Tex. Sen. Ted Cruz says "morning is coming" after winning the GOP Iowa caucus on Feb. 1. (Reuters)

Ted Cruz's Iowa victory was a surprise, after the final polls showed him trailing Donald Trump. But Cruz also followed a very familiar path to victory in the Hawkeye State: heavy reliance on strong conservatives and evangelical Christians -- and not on first-time caucus-goers.

The entrance polling shows Iowa's Republican electorate was rich with both groups, with more than 6 in 10 identifying as evangelical Christians (64 percent) and 4 in 10 saying their political views are "very conservative."

More than three-quarters of Cruz's supporters identified as evangelical Christians, compared with fewer than 6 in 10 of Marco Rubio and Donald Trump supporters. The concentration of evangelical Christians among Cruz backers is similar to the last two Iowa Republican victors, Rick Santorum and Mike Huckabee; these voters made up 76 and 83 percent of their supporters, respectively. Both Trump and Rubio received a greater share of their support from evangelicals than Mitt Romney in 2012 or John McCain in 2008, both of whom lost the state but eventually won the party's nomination.


Ideology was also a sharp dividing line between Cruz's, Trump's and Rubio's supporters. Nearly two-thirds of Cruz supporters said they are "very conservative" in the entrance poll. That compares with only 35 percent of Trump supporters and 26 percent of Rubio backers who were strongly conservative, a result of Cruz's dominant performance with this group.

Cruz's "very conservative" coalition is again most similar to Santorum, who took two-thirds of his vote from this demographic.

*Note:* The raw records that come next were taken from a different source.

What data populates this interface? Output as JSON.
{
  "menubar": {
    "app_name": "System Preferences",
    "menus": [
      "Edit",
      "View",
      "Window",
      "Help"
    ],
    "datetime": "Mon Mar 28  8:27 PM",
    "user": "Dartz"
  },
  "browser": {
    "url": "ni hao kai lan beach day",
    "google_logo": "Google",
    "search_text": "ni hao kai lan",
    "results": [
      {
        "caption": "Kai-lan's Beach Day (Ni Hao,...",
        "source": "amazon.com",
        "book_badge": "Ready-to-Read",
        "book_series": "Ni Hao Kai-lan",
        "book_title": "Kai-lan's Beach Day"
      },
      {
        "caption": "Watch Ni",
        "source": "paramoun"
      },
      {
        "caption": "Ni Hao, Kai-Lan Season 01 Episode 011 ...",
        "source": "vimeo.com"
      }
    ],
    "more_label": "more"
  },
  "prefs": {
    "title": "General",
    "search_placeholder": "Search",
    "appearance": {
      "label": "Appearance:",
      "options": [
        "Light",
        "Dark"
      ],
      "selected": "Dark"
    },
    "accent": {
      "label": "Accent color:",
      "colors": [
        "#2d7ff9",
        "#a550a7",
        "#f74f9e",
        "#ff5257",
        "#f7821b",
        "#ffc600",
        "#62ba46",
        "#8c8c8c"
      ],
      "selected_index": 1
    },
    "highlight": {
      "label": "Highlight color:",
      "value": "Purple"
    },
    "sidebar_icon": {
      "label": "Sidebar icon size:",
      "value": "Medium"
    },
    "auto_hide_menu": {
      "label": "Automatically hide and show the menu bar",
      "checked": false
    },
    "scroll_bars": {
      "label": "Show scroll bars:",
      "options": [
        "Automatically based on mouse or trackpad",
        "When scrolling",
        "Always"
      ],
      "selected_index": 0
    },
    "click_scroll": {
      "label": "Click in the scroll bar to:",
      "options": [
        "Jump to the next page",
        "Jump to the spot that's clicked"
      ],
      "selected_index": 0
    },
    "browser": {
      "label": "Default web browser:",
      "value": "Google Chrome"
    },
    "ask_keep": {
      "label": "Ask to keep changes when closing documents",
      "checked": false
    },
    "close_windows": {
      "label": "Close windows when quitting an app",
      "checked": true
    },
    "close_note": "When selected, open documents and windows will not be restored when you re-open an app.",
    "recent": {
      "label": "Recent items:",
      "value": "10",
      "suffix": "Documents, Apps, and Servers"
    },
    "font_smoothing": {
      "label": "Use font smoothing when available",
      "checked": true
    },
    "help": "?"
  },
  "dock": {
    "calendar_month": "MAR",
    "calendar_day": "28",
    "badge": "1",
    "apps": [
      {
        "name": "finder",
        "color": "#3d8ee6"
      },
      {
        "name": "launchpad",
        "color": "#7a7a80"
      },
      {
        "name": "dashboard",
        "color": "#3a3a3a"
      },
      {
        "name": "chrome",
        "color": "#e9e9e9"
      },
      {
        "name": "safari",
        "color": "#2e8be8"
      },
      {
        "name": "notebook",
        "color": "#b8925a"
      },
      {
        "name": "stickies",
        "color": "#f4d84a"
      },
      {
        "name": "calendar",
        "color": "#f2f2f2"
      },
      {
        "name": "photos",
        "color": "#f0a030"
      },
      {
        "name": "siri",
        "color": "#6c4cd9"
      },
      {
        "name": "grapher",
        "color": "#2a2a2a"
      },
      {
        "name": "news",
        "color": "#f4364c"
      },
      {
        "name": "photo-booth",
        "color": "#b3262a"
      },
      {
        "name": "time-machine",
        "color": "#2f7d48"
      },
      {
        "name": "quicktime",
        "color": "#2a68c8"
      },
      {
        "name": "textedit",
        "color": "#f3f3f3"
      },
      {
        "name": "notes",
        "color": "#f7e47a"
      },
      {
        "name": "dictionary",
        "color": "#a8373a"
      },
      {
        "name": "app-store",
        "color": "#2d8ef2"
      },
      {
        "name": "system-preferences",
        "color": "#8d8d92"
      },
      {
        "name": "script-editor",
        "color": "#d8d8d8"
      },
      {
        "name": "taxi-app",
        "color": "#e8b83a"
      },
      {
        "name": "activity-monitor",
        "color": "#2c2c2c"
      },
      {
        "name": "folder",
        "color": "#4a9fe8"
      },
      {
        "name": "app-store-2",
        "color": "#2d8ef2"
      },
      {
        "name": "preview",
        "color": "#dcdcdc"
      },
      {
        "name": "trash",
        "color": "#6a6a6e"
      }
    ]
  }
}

Huckabee's backers leaned less to the right, with similar shares identifying as "very" and "somewhat" conservative.


And in a somewhat counterintuitive finding -- given a surge in Republican turnout to record-high levels -- Cruz did not rely on these first-time caucus-goers to propel him to victory. Just 37 percent of Cruz's backers said they were attending their first caucus, compared with 43 percent for Rubio and 57 percent for Trump.


Cruz's coalition points to both strengths and challenges in upcoming contests. His victory in Iowa is a major step to coalescing support among evangelical Christians and very conservative Republicans, who make up hefty portions of the GOP electorate across the country. In 2012 primaries where exit polls were conducted, an average of 35 percent said they were "very conservative," while 50 percent identified as evangelical Christians.

Yet appealing to these groups sometimes comes with the risk of alienating middle-of-the-road conservatives and moderates who united to nominate Romney and McCain. Both Huckabee's and Santorum's support grew increasingly isolated among the groups that were key to their victories in Iowa -- a core reason the first caucus state has not chosen the party's eventual nominee in the past two cycles.